In [2]:
import numpy as np
import pandas as pd
import matplotlib.pyplot as plt
from sklearn.linear_model import LinearRegression
from sklearn.metrics import r2_score, mean_squared_error, accuracy_score, precision_score, recall_score
from sklearn.tree import DecisionTreeClassifier, plot_tree
from sklearn.model_selection import train_test_split
from sklearn.preprocessing import StandardScaler, LabelEncoder
from sklearn.cluster import KMeans

In [3]:
try:
    df_laptop = pd.read_csv('laptop_price.csv')
    temp = df_laptop['Cpu'].str.extract(r'(\d+\.\d+)', expand=False)
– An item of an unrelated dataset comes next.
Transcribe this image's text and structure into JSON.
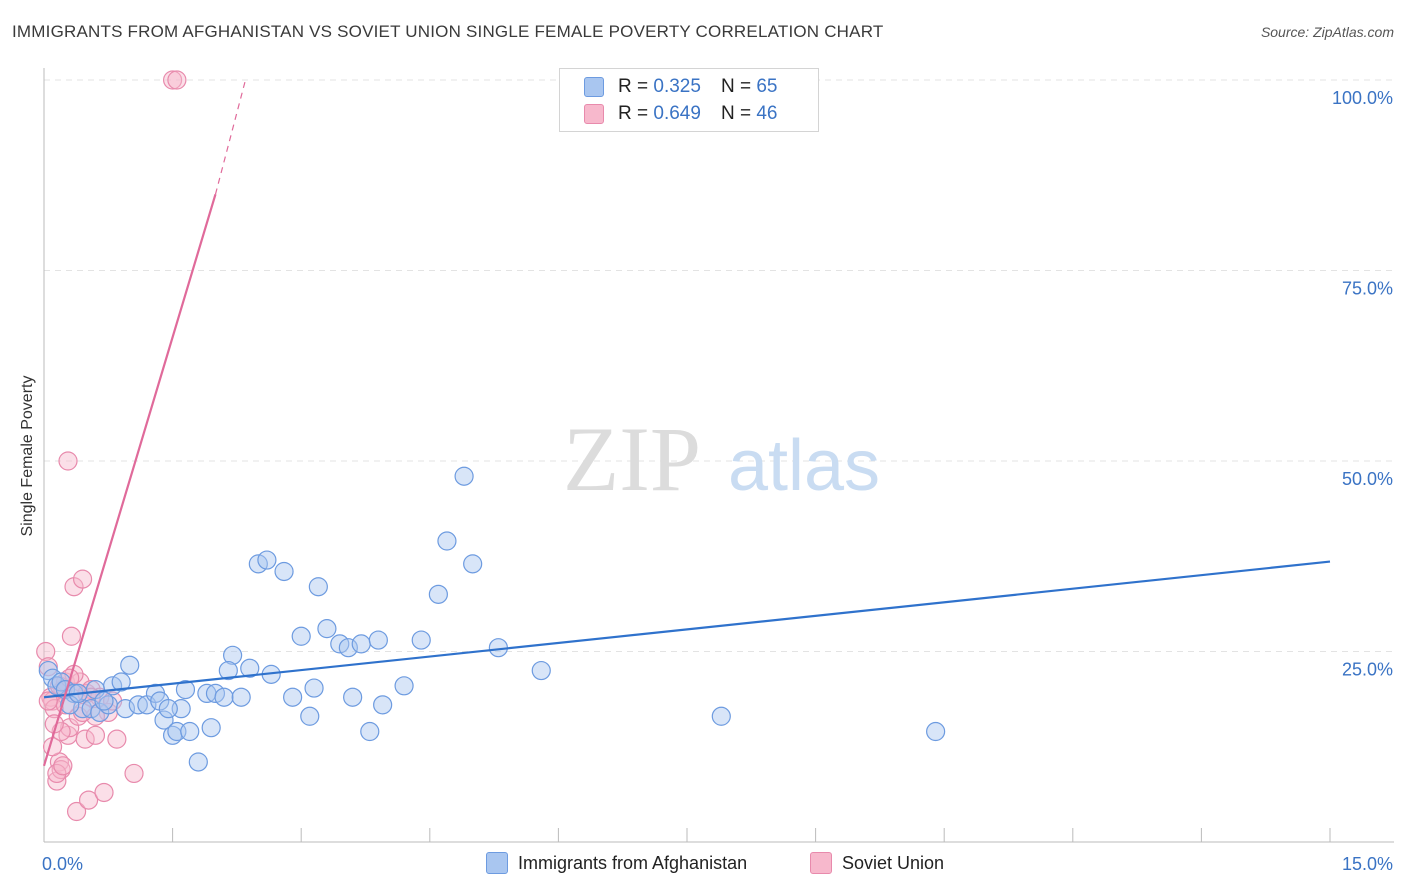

    df_laptop['Ghz'] = pd.to_numeric(temp, errors='coerce')
    df_laptop['RAM'] = df_laptop['Ram'].str.replace('GB', '', regex=False).astype(float)
    df_laptop['Weight'] = df_laptop['Weight'].str.replace('kg', '', regex=False).astype(float)
    feature_cols = ['RAM', 'Weight', 'Ghz']
    price_col = 'Price_euros'
    df_q9 = df_laptop[feature_cols + [price_col]].dropna()
    X_q9_unscaled = df_q9[feature_cols]
    y_q9 = df_q9[price_col]
    model_unscaled = LinearRegression()
    model_unscaled.fit(X_q9_unscaled, y_q9)
    r2_unscaled = model_unscaled.score(X_q9_unscaled, y_q9)
    scaler = StandardScaler()
    X_q9_scaled = scaler.fit_transform(X_q9_unscaled)
    model_scaled = LinearRegression()
    model_scaled.fit(X_q9_scaled, y_q9)
    r2_scaled = model_scaled.score(X_q9_scaled, y_q9)
    print("WITHOUT SCALING:")
    print("R2:", round(r2_unscaled, 4))
    print("WITH SCALING:")
    print("R2:", round(r2_scaled, 4))
    print("Feature importance:")
    for feat, coef in zip(feature_cols, model_scaled.coef_):
        print(feat, round(coef, 2))
    most_significant = feature_cols[np.argmax(np.abs(model_scaled.coef_))]
    print("Most significant predictor:", most_significant)
except FileNotFoundError:
    print("Laptop dataset not found.")
except Exception as e:
    print("Error:", e)

WITHOUT SCALING:
R2: 0.7088
WITH SCALING:
R2: 0.7088
Feature importance:
RAM 442.76
Weight -133.81
Ghz 83.02
Most significant predictor: RAM